Медленно и неуклюже, словно кукла, которую дергают за нитки, привязанные к членам, такими на ярмарках скоморохи разыгрывали вертепные истории, младший Хитрый поднялся на ноги. Глаза его при этом были закрыты, а руки безвольно висели вдоль туловища. Неуверенными шагами, словно ноги его почти не слушались, он двинулся к колдуну.

- Стой, - скомандовал тот, когда до парня оставалось пару шагов. Трофим замер. - Сделай один шаг назад, и медленно садись на стоящую позади лавку, - кукла колдуна, а по-другому называть теперь юношу не получалось, присела. - Что глаза выпучили? - спросил Архип, невесело усмехнувшись. - Бегом за одежой, замерзнет же мальчишка.

Часть Третья. Глава 18

Зимнее солнце стремительно уползало за горизонт, не слушая никаких просьб Еремея Тимофеевича, приказчика второго класса и доверенного работника купцовой вдовы Дарьи Пахомовны Раздольновой, надеявшегося, правда, в ближайшее время взять у хозяйки деньжат в рост да открыть неподалеку, в Рудянке, собственную лавку.
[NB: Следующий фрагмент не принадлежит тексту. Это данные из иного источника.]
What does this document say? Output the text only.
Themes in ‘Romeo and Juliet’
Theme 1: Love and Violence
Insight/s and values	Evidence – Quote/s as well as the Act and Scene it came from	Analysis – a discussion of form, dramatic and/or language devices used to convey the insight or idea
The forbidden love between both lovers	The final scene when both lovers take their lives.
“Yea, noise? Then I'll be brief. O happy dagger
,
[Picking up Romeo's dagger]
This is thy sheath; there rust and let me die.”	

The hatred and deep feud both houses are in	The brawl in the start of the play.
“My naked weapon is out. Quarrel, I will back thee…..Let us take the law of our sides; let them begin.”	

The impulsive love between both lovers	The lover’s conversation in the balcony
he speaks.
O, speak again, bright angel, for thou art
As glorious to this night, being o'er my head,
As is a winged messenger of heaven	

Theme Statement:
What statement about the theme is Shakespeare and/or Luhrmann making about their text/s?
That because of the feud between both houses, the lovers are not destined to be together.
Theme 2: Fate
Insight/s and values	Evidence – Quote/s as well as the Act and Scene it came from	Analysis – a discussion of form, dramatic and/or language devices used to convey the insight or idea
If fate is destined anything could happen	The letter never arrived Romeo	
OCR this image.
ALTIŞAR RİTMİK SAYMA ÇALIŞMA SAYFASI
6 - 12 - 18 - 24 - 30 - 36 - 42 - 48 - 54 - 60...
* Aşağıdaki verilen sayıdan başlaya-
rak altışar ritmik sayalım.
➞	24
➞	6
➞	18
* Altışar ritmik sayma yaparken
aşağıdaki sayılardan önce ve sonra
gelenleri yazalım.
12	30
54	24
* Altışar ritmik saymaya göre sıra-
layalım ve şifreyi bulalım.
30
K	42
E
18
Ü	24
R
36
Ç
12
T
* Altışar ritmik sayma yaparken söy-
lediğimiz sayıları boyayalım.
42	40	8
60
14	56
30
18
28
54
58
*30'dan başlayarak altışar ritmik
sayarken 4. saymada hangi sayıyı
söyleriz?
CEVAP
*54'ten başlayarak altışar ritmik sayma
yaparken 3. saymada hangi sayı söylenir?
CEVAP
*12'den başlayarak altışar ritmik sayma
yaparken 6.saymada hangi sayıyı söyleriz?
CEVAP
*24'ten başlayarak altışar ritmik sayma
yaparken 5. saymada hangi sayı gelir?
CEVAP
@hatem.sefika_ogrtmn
Та всегда была женщиной прозорливой и деловитой, не должна была отказать. Ей-то не с руки было на всю волость раскидываться, мороки больше, чем проку, а сын - тот еще мальчишка совсем, пока на ноги встанет, еще кто из городских уведет хлебное местечко. А так знакомый, родная душа, можно сказать. Любо-дорого. Да и сговориться со своим всегда проще. В общем, были у него основания надеяться на благосклонность хозяев. Но то было делом еще далеким, а сейчас он только и мог, что отчаянно подгонять свой небольшой караван из двух санных упряжек, в надежде успеть засветло до ближайшей деревни и стать там на постой. Получалось к величайшему его сожалению плохо, тени от деревьев уже удлинились до середины речного русла, а они до сих пор еще не свернули с закованной в лед Черной на большак.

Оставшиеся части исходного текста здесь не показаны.